The code is relatively simple. We use `cron.schedule` to run the `fetchDataAndIndex` function every 5 seconds. Within that field, we run the sql query to fetch all the data where the id is greater than what we’ve seen before. The body of that text is then indexed into Elasticsearch. 

Testing the Connector

Once we run the connector, it will immediately index our existing records and increment the id to 3. Then every read after that will return no data and skip. 

We can run a curl command to search for our indexed data:

curl -X GET "localhost:9200/dogs/_search?pretty" -H 'Content-Type: application/json' -d' { "query": { "match": { "dog_name": "harper" } } }'

That query will return one result as we expect. 

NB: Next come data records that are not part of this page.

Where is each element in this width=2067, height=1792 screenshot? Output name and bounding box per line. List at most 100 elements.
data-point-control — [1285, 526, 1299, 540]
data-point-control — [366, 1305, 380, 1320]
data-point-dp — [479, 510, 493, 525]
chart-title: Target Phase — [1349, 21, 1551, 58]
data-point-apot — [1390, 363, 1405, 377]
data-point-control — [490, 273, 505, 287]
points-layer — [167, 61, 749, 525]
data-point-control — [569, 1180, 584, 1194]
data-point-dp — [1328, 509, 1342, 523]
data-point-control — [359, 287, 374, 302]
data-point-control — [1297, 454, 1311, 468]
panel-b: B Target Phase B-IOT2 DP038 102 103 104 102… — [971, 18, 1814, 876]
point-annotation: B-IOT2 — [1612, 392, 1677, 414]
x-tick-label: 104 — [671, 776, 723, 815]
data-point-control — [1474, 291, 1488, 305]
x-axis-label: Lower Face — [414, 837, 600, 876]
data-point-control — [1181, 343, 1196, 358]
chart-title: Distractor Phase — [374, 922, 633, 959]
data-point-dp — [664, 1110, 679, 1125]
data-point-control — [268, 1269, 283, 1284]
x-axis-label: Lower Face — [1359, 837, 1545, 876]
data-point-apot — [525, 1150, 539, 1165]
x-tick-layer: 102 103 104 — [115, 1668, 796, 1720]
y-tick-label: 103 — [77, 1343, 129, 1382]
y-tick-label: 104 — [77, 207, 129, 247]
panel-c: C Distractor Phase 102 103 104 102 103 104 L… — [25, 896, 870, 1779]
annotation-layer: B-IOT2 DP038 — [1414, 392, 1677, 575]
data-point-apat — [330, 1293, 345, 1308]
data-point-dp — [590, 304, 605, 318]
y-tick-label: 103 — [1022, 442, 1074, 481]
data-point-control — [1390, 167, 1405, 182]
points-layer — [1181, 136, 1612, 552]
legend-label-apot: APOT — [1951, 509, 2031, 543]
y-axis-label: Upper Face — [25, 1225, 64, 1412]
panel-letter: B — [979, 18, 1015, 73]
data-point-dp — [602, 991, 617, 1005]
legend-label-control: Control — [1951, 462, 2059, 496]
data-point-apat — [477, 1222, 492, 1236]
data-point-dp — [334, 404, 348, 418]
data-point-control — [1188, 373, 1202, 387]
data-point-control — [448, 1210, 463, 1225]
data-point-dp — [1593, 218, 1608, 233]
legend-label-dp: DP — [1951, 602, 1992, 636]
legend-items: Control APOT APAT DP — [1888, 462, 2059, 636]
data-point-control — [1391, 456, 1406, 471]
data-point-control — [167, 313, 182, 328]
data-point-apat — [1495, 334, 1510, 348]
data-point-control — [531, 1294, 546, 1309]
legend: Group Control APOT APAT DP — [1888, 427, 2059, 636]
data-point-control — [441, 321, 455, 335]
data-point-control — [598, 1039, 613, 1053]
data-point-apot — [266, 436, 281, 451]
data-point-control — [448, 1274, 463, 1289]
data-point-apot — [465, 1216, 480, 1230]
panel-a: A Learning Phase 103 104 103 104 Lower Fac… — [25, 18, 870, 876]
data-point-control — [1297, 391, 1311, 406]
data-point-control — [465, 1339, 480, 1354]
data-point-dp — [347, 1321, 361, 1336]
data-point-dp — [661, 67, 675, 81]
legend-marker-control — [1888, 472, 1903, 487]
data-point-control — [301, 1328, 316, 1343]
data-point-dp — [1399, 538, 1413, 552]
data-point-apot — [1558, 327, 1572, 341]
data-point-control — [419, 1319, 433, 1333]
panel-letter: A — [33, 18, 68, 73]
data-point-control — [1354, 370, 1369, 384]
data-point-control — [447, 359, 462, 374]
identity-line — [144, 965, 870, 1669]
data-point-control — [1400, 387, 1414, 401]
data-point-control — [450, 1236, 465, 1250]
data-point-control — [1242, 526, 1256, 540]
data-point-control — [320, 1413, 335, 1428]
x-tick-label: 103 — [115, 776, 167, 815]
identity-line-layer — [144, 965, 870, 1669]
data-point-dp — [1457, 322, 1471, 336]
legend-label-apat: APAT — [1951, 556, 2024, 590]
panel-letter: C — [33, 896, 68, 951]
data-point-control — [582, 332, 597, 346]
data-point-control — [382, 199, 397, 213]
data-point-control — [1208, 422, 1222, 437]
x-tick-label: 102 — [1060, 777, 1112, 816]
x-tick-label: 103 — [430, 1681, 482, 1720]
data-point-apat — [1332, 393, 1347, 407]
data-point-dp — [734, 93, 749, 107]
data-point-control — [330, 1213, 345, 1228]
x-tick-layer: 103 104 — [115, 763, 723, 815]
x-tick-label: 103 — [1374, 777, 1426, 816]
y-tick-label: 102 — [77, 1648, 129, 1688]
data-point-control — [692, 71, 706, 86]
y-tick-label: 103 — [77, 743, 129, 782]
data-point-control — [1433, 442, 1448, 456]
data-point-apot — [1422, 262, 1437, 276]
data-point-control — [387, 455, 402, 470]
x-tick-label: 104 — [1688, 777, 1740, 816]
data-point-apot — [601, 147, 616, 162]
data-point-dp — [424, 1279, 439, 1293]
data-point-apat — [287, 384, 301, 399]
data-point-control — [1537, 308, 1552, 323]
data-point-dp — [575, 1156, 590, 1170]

While the connector is running, we can issue more data into HarperDB. We can use same dog names or other fields so that when we search we can get more than one result. 

Parting Thoughts

In this tutorial, we set up a proof of concept for polling data from HarperDB and continuously indexing to Elasticsearch. Compared to more traditional change data capture architectures using Debezium, data isn’t “pushed” but rather polled. We are also using the incrementing id field, but for some workloads, using the timestamp field would be more appropriate. Finally, we are not persisting the last indexed id, so restarting the connector would attempt to reindex from start. These are all limitations that a production version of this connector would need to address, but until HarperDB comes out with a native Debezium or Elasticsearch connector, we can use this custom workaround to bridge the data gap.